Pendapat ar-Rafi’i dalam bab Ihyaa’ al-Mawaat juga menunjukkan demikian.
 

( قوله ووقفته للصلاة الخ ) أي وإذا قال الواقف وقفت هذا المكان للصلاة فهو صريح في مطلق الوقفية ( قوله وكناية في خصوص المسجدية فلا بد من نيتها ) فإن نوى المسجدية صار مسجدا وإلا صار وقفا على الصلاة فقط وإن لم يكن مسجدا كالمدرسة
 
(Ungkapan Syekh zainuddin al-Malibari “Saya mewakafkannya untuk shalat”) yakni si pewakaf berkata “saya mewakafkan tempat ini untuk shalat” maka ucapan tersebut termasuk sharih (jelas) dalam kemutlakan wakaf. (Ungkapan beliau “Dan kinayah dalam kekhususannya sebagai masjid, maka harus ada niat untuk menjadikannya masjid”). Jika ia berniat menjadikannya masjid maka tempat tersebut menjadi masjid, jika tidak maka hanya menjadi wakaf untuk shalat saja dan tidak menjadi masjid seperti sekolahan. (I’aanah at-Thoolibiin III/160).

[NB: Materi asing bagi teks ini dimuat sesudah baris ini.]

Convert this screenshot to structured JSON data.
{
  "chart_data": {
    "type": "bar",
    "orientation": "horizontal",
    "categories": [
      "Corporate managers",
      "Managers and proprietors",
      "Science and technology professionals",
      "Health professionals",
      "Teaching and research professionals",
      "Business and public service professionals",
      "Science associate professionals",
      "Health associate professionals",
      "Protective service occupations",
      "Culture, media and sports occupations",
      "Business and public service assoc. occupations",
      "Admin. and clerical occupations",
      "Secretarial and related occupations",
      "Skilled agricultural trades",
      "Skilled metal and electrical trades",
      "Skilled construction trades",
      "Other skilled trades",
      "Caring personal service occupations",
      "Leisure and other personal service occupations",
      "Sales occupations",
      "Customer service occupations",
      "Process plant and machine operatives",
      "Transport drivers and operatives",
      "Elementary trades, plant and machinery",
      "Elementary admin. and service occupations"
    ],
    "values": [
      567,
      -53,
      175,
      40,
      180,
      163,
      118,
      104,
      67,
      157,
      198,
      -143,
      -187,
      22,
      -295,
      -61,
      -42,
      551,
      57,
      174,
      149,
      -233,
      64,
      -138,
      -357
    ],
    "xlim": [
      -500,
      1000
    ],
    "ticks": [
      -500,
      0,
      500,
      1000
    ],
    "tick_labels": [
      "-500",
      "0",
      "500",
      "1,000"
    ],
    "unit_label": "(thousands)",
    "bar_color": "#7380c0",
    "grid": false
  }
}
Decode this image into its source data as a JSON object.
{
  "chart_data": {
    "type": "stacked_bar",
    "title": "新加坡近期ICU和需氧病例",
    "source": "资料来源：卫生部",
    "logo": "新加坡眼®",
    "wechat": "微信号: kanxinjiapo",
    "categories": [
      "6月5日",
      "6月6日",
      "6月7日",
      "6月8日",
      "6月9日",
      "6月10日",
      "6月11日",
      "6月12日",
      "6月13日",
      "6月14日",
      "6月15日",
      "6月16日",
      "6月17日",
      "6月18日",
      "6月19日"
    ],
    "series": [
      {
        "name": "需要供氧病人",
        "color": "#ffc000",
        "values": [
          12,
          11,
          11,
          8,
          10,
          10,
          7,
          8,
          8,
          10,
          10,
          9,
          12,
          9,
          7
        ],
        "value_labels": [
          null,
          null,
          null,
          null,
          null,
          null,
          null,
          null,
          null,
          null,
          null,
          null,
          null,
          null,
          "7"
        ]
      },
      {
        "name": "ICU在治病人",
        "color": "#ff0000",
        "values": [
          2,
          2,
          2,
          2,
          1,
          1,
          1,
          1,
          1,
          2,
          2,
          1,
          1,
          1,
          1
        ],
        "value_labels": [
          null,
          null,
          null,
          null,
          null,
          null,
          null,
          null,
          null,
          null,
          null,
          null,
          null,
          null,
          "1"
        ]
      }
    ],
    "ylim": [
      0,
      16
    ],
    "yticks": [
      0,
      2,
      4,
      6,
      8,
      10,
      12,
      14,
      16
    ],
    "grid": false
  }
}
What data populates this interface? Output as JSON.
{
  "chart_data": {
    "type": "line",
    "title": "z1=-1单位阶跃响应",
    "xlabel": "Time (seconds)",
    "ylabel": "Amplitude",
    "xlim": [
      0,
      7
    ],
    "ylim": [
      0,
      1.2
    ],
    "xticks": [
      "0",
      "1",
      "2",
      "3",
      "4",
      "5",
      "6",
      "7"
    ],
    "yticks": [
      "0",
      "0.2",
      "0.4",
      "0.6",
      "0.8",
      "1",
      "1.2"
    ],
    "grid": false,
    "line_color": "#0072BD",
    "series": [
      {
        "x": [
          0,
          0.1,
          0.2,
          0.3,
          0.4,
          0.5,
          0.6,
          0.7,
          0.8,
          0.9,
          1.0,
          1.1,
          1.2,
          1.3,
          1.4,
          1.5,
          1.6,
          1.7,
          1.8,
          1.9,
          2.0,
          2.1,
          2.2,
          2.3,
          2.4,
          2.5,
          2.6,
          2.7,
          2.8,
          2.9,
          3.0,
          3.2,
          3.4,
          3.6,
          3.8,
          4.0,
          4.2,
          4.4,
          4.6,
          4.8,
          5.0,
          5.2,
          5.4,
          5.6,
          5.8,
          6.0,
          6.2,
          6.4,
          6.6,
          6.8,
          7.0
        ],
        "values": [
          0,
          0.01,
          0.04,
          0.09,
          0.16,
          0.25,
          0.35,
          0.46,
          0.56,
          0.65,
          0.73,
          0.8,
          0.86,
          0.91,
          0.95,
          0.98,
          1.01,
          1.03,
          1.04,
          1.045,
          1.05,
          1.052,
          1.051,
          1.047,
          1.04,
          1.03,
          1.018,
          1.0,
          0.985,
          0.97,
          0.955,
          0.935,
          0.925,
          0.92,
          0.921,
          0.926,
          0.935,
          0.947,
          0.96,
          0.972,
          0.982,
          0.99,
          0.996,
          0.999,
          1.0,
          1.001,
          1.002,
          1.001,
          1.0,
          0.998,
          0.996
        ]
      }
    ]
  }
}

Permasalahan mengubah bentuk dan fungsi barang waqaf dalam mazhab syafi'i sangatlah ketat, dalam arti mazhab syafi'i sangat hati-hati dalam memberikan keabsahan perubahan bentuk dan fungsi barang wakaf.
 

Beberapa pendapat di antaranya Imam al-Nawawi dalam kitab raudlah Kitab al-waqf bab al-tsani fasal masail mantsurah:
 
Tidak boleh mengubah fungsi (barang) waqaf. Maka tidak diperbolehkan (waqaf) rumah menjadi (waqaf) kebun ataupun tempat pemandian, dan sebaliknya. Kecuali jika orang yang waqaf memasrahkan apa yang dipandang maslahah bagi kepentingan wakaf. Dalam fatwa imam al-Qaffal menyatakan: boleh menjadikan (waqaf) tempat cukur (salon rambut) sebagai toko roti. Barangkali pengertiannya adalah merubah bentuk bukan fungsi.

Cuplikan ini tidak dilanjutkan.